Mais l’espèce éléphant est peut-être en train de bénéficier d’une rapide adaptation darwinienne à la situation. Dans certains territoires du continent africain, de plus en plus d’éléphants naissent, destinés à porter des défenses courtes, voire à ne pas porter de défenses, comme déjà actuellement plus de 95 % des femelles. Cette particularité est due à la pression sélective du braconnage intensif, qui s’est attaqué principalement aux animaux porteurs de grandes et spectaculaires défenses. Ces derniers étant éliminés du pool des reproducteurs, le caractère héréditaire « grandes défenses » disparaît progressivement. Et à l’opposé, les animaux héréditairement porteurs de défenses courtes ou dépourvus de défenses sont épargnés par les braconniers. Au résultat, les caractères spécifiques à l’espèce sont modifiés : l’éléphant du futur, s’il survit, ne portera probablement plus de défenses.

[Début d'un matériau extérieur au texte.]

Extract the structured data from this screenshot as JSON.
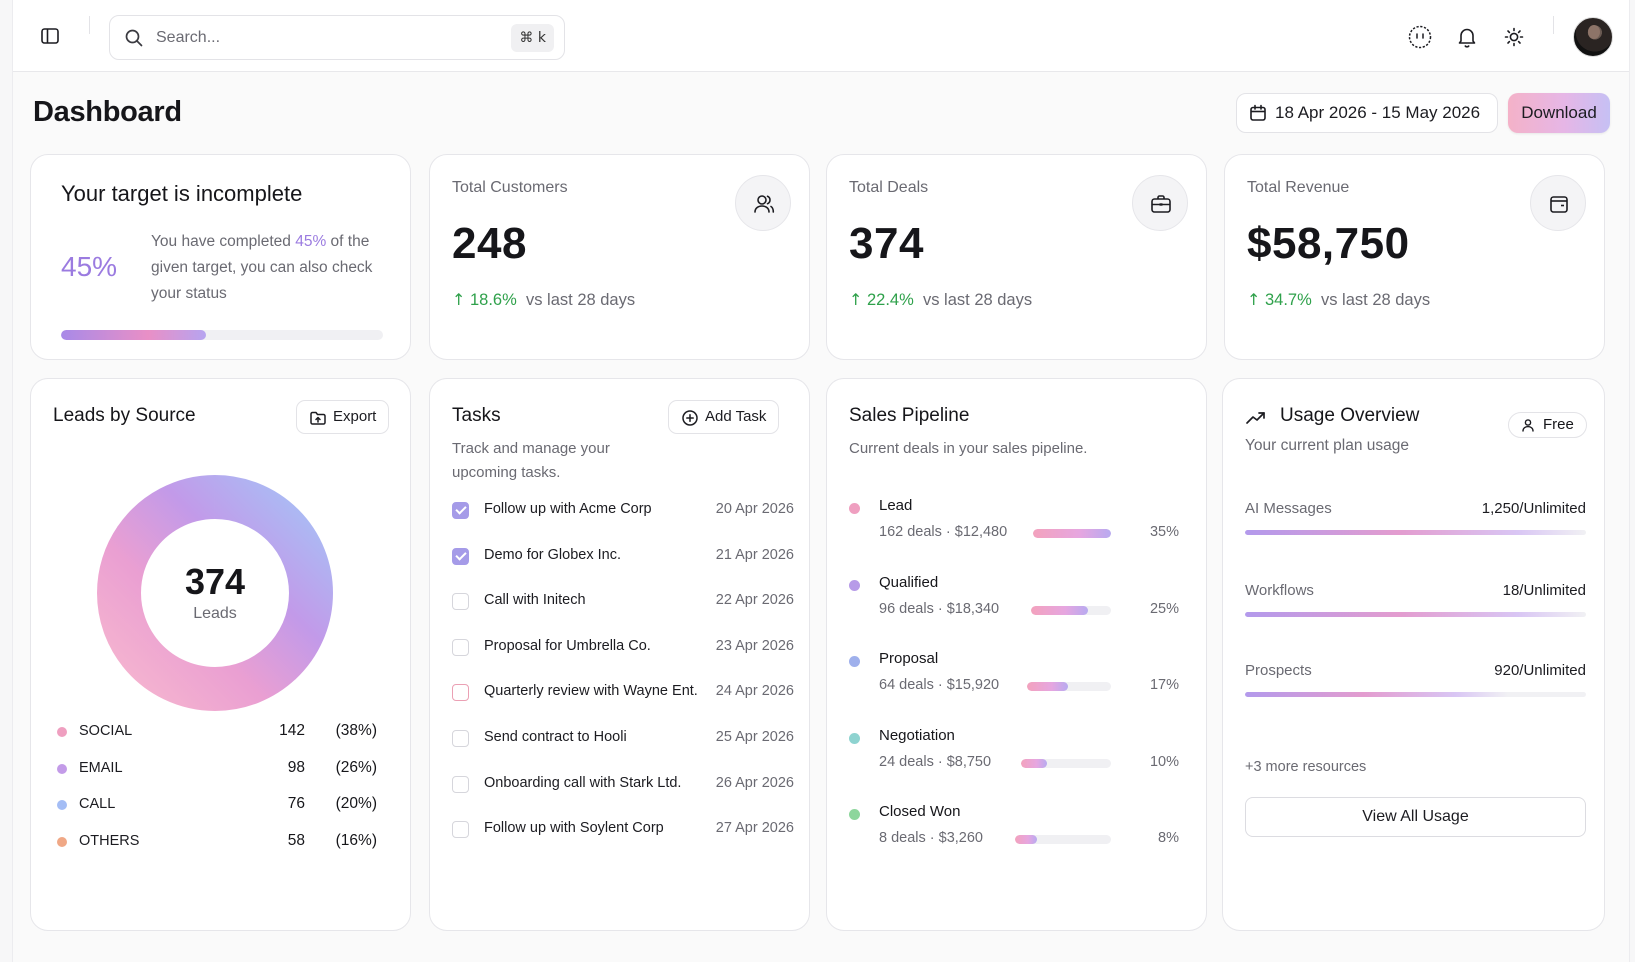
{
  "topbar": {
    "search_placeholder": "Search...",
    "shortcut": "⌘ k",
    "icons": [
      "sidebar-toggle-icon",
      "search-icon",
      "smiley-icon",
      "bell-icon",
      "sun-icon"
    ]
  },
  "header": {
    "title": "Dashboard",
    "date_range": "18 Apr 2026 - 15 May 2026",
    "download_label": "Download"
  },
  "target": {
    "title": "Your target is incomplete",
    "percent_label": "45%",
    "percent_value": 45,
    "text_before": "You have completed ",
    "text_highlight": "45%",
    "text_after": " of the given target, you can also check your status"
  },
  "stats": [
    {
      "label": "Total Customers",
      "value": "248",
      "change": "18.6%",
      "suffix": "vs last 28 days",
      "icon": "users-icon"
    },
    {
      "label": "Total Deals",
      "value": "374",
      "change": "22.4%",
      "suffix": "vs last 28 days",
      "icon": "briefcase-icon"
    },
    {
      "label": "Total Revenue",
      "value": "$58,750",
      "change": "34.7%",
      "suffix": "vs last 28 days",
      "icon": "wallet-icon"
    }
  ],
  "leads": {
    "title": "Leads by Source",
    "export_label": "Export",
    "center_value": "374",
    "center_label": "Leads",
    "sources": [
      {
        "name": "SOCIAL",
        "count": "142",
        "pct": "(38%)",
        "color": "#ef9fc0"
      },
      {
        "name": "EMAIL",
        "count": "98",
        "pct": "(26%)",
        "color": "#c39be8"
      },
      {
        "name": "CALL",
        "count": "76",
        "pct": "(20%)",
        "color": "#a4bdf5"
      },
      {
        "name": "OTHERS",
        "count": "58",
        "pct": "(16%)",
        "color": "#f0a886"
      }
    ]
  },
  "tasks": {
    "title": "Tasks",
    "add_label": "Add Task",
    "subtitle_line1": "Track and manage your",
    "subtitle_line2": "upcoming tasks.",
    "items": [
      {
        "name": "Follow up with Acme Corp",
        "date": "20 Apr 2026",
        "checked": true
      },
      {
        "name": "Demo for Globex Inc.",
        "date": "21 Apr 2026",
        "checked": true
      },
      {
        "name": "Call with Initech",
        "date": "22 Apr 2026",
        "checked": false
      },
      {
        "name": "Proposal for Umbrella Co.",
        "date": "23 Apr 2026",
        "checked": false
      },
      {
        "name": "Quarterly review with Wayne Ent.",
        "date": "24 Apr 2026",
        "checked": false
      },
      {
        "name": "Send contract to Hooli",
        "date": "25 Apr 2026",
        "checked": false
      },
      {
        "name": "Onboarding call with Stark Ltd.",
        "date": "26 Apr 2026",
        "checked": false
      },
      {
        "name": "Follow up with Soylent Corp",
        "date": "27 Apr 2026",
        "checked": false
      }
    ]
  },
  "pipeline": {
    "title": "Sales Pipeline",
    "subtitle": "Current deals in your sales pipeline.",
    "stages": [
      {
        "name": "Lead",
        "meta": "162 deals · $12,480",
        "pct": "35%",
        "value": 35,
        "color": "#ef9fc0"
      },
      {
        "name": "Qualified",
        "meta": "96 deals · $18,340",
        "pct": "25%",
        "value": 25,
        "color": "#b79be8"
      },
      {
        "name": "Proposal",
        "meta": "64 deals · $15,920",
        "pct": "17%",
        "value": 17,
        "color": "#9fb0ec"
      },
      {
        "name": "Negotiation",
        "meta": "24 deals · $8,750",
        "pct": "10%",
        "value": 10,
        "color": "#8ed3d0"
      },
      {
        "name": "Closed Won",
        "meta": "8 deals · $3,260",
        "pct": "8%",
        "value": 8,
        "color": "#8dd69c"
      }
    ]
  },
  "usage": {
    "title": "Usage Overview",
    "subtitle": "Your current plan usage",
    "plan": "Free",
    "items": [
      {
        "name": "AI Messages",
        "value": "1,250/Unlimited",
        "fill": 100
      },
      {
        "name": "Workflows",
        "value": "18/Unlimited",
        "fill": 100
      },
      {
        "name": "Prospects",
        "value": "920/Unlimited",
        "fill": 77
      }
    ],
    "more": "+3 more resources",
    "view_all_label": "View All Usage"
  }
}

Il est vraisemblable que les défenses n’ont pas été qu’ornementales, ou signes visibles de qualités génétiques bénéfiques, et qu’elles ont une utilité concrète renforçant la puissance de celui qui en est porteur. On peut se demander quelles pourraient être les conséquences de leur disparition ? Probablement aucune, puisque l’ensemble de la population serait affecté. Le caractère « petites défenses » (ou absence de défenses) s’étant étendu largement, la concurrence liée à l’importance des défenses disparaîtra : le choix des géniteurs se fera sur un ou d’autres critères. L’éléphant est doté de capacités physiologiques, mentales, neurosensorielles très performantes et très élaborées, qui le conduiront nécessairement à privilégier telle ou telle de ces capacités pour assurer au mieux la pérennité de l’espèce dans l’environnement actuel.
Pour le moment, considérons comme symbolique de la fin d’une ère pour l’espèce, la mise à mort en mars dernier de l’un des plus vieux et des plus grands éléphants survivants, tué par une flèche empoisonnée tirée par un braconnier dans un parc du sud du Kenya. Il était porteur de défenses pesant chacune plus de 50 kg. Il ne reste plus en Afrique que 25 éléphants dotés de défenses de cette taille.
Et pour conclure, constatons une fois encore que les animaux et leurs espèces ne cessent de payer de leurs souffrances et de leurs vies les défauts et les vices de la nôtre.
Jean-Claude Nouët
Sources : Sciences et Avenir, 7/03/2017 ; Le Monde, 9/03/2017 ; Magazine du Monde 18 mars ; Le temps, 28/11/2016
Article publié dans le numéro 94 de la revue Droit Animal, Éthique & Sciences.